さらに、トルクが小さいときにも変速比Rtrの実際の
変化量が小さくなって終了判定がされ難くなり、逆に、
トルクが大きいときには変速比Rtrの実際の変化量が
大きくなって終了判定がされ易くなる。
【0206】このように、種々の要因によって終了判定
がされ易くなったりされ難くなったりするから、この手
法においては、状況に応じて上記判定用レシオRtfを
変更することにより、適正な判定基準を設けることが可
能となる。例えば、トルクが小さいときや、ずらし量n
zが小さいときには、判定用レシオRtfのシフト量を
小さくして、終了判定が確実に行なわれるようにする。
【0207】〈ずらし量とショックとの関係〉時刻t4
に変速比Rtrにずれ・変化が生じると、それに伴いシ
ョックが発生する。図28は、クラッチ60,70の掛
替動作中に行なうパルス数Nの補正量と加速度G(ショ
ック)との関係を示す特性図である。補正量が本来偏差
Δnのときは、加速度Gはほとんど生じない。
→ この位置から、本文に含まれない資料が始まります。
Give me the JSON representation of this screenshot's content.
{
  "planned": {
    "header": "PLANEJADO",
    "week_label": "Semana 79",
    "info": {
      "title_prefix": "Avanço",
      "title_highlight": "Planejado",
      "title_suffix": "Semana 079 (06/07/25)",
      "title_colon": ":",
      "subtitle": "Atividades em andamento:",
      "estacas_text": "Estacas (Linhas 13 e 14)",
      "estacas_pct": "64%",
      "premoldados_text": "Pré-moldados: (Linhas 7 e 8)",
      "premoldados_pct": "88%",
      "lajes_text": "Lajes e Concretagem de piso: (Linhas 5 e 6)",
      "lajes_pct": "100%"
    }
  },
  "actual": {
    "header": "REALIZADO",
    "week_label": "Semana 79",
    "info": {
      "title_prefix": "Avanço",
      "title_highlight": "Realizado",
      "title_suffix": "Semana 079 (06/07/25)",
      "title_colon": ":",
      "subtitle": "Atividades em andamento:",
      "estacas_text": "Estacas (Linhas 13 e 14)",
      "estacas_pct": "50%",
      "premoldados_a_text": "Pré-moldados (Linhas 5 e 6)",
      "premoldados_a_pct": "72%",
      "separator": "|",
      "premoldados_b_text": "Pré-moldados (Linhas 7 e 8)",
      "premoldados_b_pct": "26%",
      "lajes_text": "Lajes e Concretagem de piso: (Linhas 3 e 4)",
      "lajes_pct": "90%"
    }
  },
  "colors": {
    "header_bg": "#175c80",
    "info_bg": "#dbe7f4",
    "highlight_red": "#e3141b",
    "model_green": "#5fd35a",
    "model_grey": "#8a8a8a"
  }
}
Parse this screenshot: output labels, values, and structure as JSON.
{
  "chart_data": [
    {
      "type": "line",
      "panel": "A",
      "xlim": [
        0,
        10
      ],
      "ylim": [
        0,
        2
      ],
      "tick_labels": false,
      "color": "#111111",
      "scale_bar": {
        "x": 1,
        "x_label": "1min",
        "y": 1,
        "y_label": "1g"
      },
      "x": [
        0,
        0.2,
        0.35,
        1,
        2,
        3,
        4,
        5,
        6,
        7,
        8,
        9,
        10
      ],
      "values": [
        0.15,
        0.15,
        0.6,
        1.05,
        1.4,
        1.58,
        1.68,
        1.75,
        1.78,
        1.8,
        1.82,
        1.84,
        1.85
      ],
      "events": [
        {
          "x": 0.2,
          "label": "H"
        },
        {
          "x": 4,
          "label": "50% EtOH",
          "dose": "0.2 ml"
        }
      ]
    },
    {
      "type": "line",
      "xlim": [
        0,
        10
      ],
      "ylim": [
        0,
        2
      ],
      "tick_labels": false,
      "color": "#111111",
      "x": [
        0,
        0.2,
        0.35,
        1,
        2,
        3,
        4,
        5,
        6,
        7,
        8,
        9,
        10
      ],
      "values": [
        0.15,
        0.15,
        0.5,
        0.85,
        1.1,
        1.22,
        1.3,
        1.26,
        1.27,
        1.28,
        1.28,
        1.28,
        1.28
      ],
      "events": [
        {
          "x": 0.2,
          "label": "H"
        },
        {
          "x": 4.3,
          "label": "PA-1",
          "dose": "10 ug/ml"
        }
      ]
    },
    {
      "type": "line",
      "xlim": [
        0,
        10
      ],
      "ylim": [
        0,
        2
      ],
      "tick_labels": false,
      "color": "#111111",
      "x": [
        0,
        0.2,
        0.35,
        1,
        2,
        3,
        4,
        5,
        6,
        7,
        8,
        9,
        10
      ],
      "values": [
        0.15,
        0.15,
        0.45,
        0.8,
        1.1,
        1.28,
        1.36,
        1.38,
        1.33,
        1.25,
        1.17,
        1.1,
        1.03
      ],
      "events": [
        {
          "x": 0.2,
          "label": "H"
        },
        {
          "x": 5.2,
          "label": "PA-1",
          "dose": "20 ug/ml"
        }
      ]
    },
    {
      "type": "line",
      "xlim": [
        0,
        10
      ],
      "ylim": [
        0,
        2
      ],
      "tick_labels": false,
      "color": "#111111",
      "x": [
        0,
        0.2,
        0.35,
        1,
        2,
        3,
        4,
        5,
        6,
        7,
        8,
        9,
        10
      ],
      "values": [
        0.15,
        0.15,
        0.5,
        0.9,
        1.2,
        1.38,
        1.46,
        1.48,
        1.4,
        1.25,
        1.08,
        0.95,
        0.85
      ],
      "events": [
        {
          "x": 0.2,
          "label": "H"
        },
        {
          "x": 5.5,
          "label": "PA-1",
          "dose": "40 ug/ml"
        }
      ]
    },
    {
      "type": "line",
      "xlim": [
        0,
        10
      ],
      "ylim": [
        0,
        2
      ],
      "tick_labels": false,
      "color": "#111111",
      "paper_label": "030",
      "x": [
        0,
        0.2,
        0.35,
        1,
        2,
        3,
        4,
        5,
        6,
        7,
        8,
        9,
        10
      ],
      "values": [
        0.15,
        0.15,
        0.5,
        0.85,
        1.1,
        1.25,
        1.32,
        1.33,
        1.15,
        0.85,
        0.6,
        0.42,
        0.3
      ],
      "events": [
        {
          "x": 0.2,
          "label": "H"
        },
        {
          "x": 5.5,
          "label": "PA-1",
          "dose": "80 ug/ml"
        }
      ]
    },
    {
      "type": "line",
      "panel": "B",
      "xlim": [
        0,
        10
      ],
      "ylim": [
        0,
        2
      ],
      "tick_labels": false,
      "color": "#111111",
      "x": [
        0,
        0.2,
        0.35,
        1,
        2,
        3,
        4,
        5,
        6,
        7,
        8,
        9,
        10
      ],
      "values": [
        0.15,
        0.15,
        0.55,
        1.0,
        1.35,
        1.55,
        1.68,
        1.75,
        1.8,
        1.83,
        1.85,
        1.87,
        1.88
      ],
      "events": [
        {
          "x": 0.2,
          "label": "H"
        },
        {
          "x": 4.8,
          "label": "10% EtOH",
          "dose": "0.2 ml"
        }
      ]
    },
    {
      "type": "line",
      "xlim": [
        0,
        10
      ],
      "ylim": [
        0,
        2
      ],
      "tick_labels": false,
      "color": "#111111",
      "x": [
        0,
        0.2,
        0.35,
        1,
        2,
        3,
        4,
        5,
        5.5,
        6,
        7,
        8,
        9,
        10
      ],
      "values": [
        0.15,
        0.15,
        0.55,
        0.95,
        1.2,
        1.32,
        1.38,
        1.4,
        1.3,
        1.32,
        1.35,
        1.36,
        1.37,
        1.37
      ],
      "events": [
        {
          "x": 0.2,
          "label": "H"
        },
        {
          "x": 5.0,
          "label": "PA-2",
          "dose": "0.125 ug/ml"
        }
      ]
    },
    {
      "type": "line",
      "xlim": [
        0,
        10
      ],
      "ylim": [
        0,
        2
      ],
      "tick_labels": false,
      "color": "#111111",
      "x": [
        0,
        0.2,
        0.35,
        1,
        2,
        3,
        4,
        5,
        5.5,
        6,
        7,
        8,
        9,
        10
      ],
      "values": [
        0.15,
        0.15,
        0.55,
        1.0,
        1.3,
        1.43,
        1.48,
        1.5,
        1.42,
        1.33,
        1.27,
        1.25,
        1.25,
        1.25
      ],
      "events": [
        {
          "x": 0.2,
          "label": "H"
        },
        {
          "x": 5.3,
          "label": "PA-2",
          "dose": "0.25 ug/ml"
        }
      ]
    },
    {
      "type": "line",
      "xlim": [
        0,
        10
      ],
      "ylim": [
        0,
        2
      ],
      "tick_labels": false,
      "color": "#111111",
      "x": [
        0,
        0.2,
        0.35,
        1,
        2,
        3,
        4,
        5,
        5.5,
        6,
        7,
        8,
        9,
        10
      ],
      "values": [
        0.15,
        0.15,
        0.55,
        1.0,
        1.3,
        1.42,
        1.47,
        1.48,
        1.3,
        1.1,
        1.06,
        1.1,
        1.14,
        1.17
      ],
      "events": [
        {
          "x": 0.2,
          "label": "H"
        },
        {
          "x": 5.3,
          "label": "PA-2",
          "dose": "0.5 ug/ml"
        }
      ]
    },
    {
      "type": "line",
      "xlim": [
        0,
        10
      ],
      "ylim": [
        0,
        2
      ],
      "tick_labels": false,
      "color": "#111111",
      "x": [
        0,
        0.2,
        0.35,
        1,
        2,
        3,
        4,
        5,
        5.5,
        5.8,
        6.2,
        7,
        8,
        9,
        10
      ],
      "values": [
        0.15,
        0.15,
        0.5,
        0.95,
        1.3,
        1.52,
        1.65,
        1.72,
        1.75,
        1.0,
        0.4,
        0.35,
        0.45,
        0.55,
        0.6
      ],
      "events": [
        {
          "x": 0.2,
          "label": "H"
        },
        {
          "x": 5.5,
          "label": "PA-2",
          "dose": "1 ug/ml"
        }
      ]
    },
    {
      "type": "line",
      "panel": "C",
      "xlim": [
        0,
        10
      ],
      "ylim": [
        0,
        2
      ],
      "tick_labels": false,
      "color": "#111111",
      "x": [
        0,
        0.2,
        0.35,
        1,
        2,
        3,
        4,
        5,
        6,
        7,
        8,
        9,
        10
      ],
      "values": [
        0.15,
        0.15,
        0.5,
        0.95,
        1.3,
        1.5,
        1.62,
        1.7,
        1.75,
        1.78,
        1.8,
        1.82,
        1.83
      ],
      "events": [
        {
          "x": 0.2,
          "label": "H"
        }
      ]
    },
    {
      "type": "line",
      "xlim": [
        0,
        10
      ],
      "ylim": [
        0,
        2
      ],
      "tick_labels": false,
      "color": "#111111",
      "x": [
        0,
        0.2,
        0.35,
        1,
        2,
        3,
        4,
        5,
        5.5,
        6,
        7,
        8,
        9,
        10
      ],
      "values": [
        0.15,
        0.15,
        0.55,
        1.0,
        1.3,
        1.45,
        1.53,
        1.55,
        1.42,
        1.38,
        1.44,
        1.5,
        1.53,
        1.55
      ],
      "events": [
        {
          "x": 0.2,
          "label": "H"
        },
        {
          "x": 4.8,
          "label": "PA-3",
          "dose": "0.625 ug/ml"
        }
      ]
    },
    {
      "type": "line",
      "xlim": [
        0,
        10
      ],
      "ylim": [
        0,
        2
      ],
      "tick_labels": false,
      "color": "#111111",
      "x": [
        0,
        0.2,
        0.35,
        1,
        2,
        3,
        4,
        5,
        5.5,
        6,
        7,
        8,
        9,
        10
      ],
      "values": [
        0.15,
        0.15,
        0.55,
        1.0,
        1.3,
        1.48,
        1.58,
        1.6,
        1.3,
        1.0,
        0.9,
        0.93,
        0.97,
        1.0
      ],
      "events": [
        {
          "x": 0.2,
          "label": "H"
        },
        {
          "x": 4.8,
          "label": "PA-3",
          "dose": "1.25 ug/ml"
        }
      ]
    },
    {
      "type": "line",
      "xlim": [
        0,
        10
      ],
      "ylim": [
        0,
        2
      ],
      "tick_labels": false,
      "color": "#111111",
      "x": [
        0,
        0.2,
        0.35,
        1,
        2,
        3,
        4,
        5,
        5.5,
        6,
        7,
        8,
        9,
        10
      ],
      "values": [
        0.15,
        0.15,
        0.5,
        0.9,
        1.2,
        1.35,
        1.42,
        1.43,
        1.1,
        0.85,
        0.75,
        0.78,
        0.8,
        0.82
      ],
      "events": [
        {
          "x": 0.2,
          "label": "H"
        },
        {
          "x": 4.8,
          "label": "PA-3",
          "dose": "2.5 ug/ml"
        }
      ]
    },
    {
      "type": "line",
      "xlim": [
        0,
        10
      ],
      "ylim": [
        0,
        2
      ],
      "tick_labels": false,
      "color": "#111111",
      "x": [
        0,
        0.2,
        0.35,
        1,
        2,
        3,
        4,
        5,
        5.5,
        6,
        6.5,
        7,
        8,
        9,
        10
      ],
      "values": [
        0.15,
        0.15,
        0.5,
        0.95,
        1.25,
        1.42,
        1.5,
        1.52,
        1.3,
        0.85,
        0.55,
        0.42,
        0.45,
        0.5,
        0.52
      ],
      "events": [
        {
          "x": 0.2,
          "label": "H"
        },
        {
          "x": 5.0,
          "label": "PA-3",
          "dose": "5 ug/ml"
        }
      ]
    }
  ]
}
変速比R
trが実際にほとんど変化しないからである。一方、本
来偏差Δnからのずらし量nzが、正の方向(増速側)
にも、または負の方向(減速側)にも大きくなるに従っ
て加速度Gが大きくなる。変速比Rtrが実際に大きく
変化するからである。また、同じずらし量nzであって
も、トルク(スロットル開度や吸入空気量で代表され
る)が大きくなるに従ってやはり加速度Gが大きくな
る。無段変速機構20,30に作用する応力が大きくな
って変速比Rtrのずれ・変化が大きくなるからであ
る。
【0208】ここで、所定の加速度Go以上において乗
員はショックを感じる。すなわち有感領域である(G≧
Go)。したがって、このショック有感領域に属しない
範囲内(G<Go)で、できるだけ大きく変速比Rtr
が変化するように、ずらし量nzを正の場合も負の場合
も大きく設定することが好ましい。ショックの回避と判
定精度の向上との両立が図られる。例えば、トルクが小
さいときほど、変速比Rtrが判定に十分な程度に実際
にずれるように、ずらし量nzを大きくする。逆に、ト
ルクが大きいときほど、ショックGが有感領域に入らな
いように、ずらし量nzを小さくする。
【0209】〈フローチャート〉以上の制御動作第2例
を実現する具体的プログラムの一例を図29〜図30の
フローチャートを参照して説明する。ただし、第1例と
相違する部分のみ説明し、同じ部分の説明は省略する。
【0210】すなわち、ステップS20で第1タイマー
tim1が第1所定時間Taを過ぎたと判定されたとき
は、ステップS26aにおいて、本来偏差Δnとずらし
量nzとからずらし偏差Δnjを求める(Δnj=Δn
−nz)。これにより、時刻t2〜時刻t3′におい
て、ステップモータ251が本来偏差Δnでなくずらし
偏差Δnjだけ補正される。つまり、終了時刻t4にお
いて変速比Rtrが切換変速比Rtmからずれるように
無段変速機構20,30を操作する。
【0211】なお、このとき、ずらし量nzは、図28
に示したように、ショック有感領域に入らない範囲内で
(G<Go)、トルク(第2入力トルクTr2)に応じ
て、可及的に大きな量に設定する。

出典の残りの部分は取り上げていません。